By use of the `arrange`

function in the `dplyr`

package, we sort the data frame by Winning Percentage. We first list the top 10 players in the Jeter era.

win.results3 <- arrange(win.results3, desc(Win.Pct)) win.results3[1:10, -1]

## nameFirst nameLast W L N Win.Pct ## 1 Julio Franco 316 205 521 60.65 ## 2 Bernie Williams 980 636 1616 60.64 ## 3 Jorge Posada 988 654 1642 60.17 ## 4 Paul O'Neill 592 392 984 60.16 ## 5 Jason Varitek 829 550 1379 60.12 ## 6 Derek Jeter 1552 1038 2590 59.92 ## 7 Brett Gardner 299 204 503 59.44 ## 8 David Justice 534 375 909 58.75 ## 9 Chipper Jones 1403 996 2399 58.48 ## 10 Robinson Cano 788 565 1353 58.24

Jeter appears as number 6 on the top 10 list, together with his Yankee teammates Bernie Williams, Jorge Posada, Paul O'Neill, Brett Gardner, David Justice, and Robinson Cano. The interesting players are the non-Yankees: Julio Franco (1), Jason Varitek (5), and Chipper Jones (9).

Some may be interested in the bottom 10 position players during the Jeter years.

win.results3[548:557, -1]

## nameFirst nameLast W L N Win.Pct ## 548 Ronny Cedeno 291 401 692 42.05 ## 549 Gregg Jefferies 235 324 559 42.04 ## 550 Mike Sweeney 566 782 1348 41.99 ## 551 Angel Berroa 289 400 689 41.94 ## 552 Starlin Castro 250 349 599 41.74 ## 553 Bobby Higginson 535 760 1295 41.31 ## 554 Emil Brown 224 336 560 40.00 ## 555 Ryan Doumit 298 448 746 39.95 ## 556 David DeJesus 472 711 1183 39.90 ## 557 Shane Halter 193 309 502 38.45

By the way, Shane Halter played for the Royals, Tigers, Mets, and Angels. I don’t think we see any Yankees on this bottom 10 list.

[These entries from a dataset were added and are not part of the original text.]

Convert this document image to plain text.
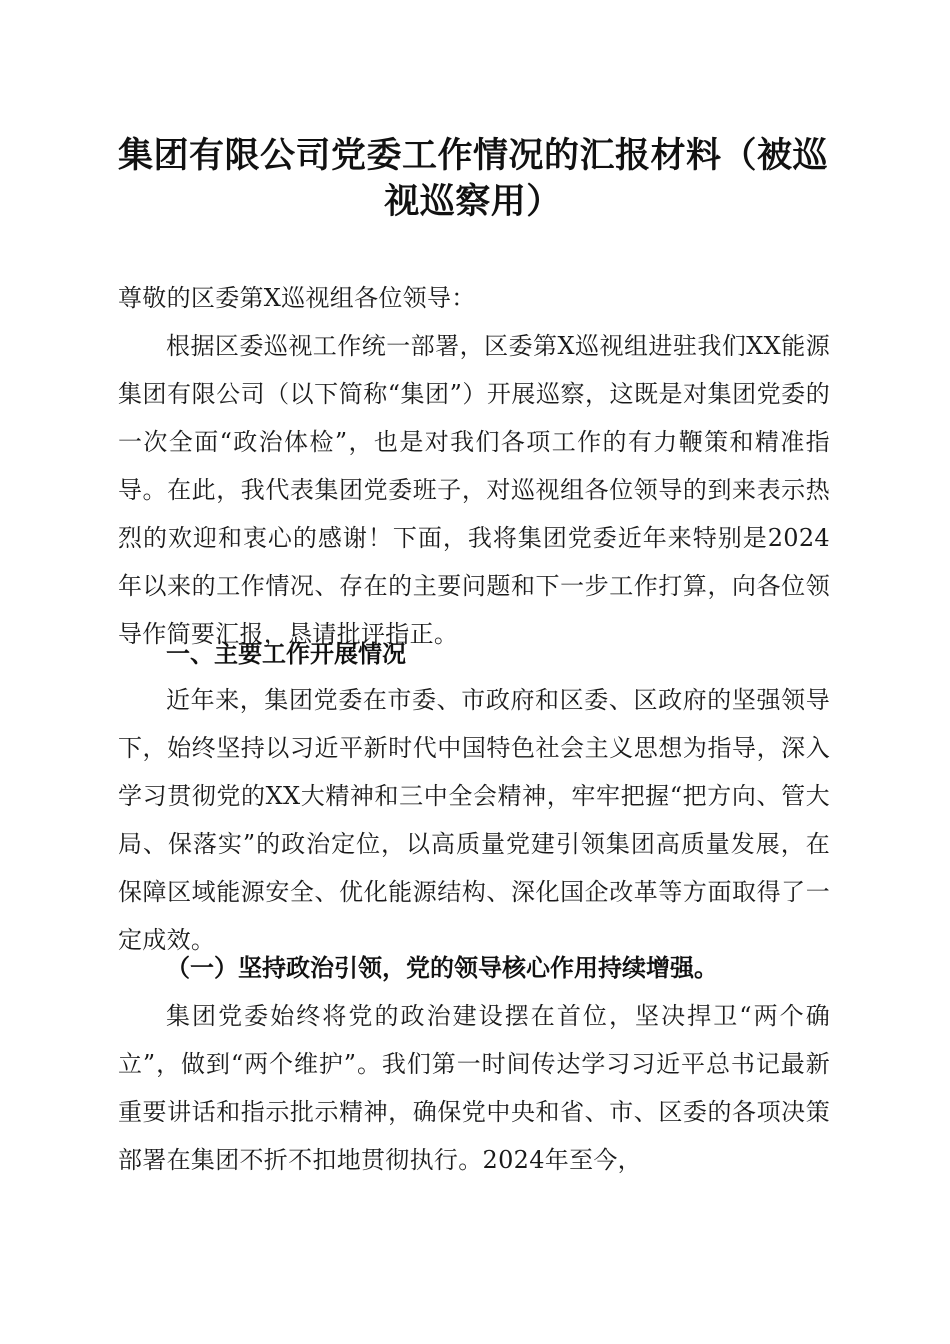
集团有限公司党委工作情况的汇报材料（被巡视巡察用）

尊敬的区委第X巡视组各位领导：

根据区委巡视工作统一部署，区委第X巡视组进驻我们XX能源集团有限公司（以下简称“集团”）开展巡察，这既是对集团党委的一次全面“政治体检”，也是对我们各项工作的有力鞭策和精准指导。在此，我代表集团党委班子，对巡视组各位领导的到来表示热烈的欢迎和衷心的感谢！下面，我将集团党委近年来特别是2024年以来的工作情况、存在的主要问题和下一步工作打算，向各位领导作简要汇报，恳请批评指正。

一、主要工作开展情况

近年来，集团党委在市委、市政府和区委、区政府的坚强领导下，始终坚持以习近平新时代中国特色社会主义思想为指导，深入学习贯彻党的XX大精神和三中全会精神，牢牢把握“把方向、管大局、保落实”的政治定位，以高质量党建引领集团高质量发展，在保障区域能源安全、优化能源结构、深化国企改革等方面取得了一定成效。

（一）坚持政治引领，党的领导核心作用持续增强。

集团党委始终将党的政治建设摆在首位，坚决捍卫“两个确立”，做到“两个维护”。我们第一时间传达学习习近平总书记最新重要讲话和指示批示精神，确保党中央和省、市、区委的各项决策部署在集团不折不扣地贯彻执行。2024年至今，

I guess the message of this post is that “winning” players play on winning teams. One thing that we don’t understand about baseball and other sports very well is the role of teamwork (team chemistry?) in winning. If we pose the right questions, I believe we have the data to draw some interesting conclusions about teamwork.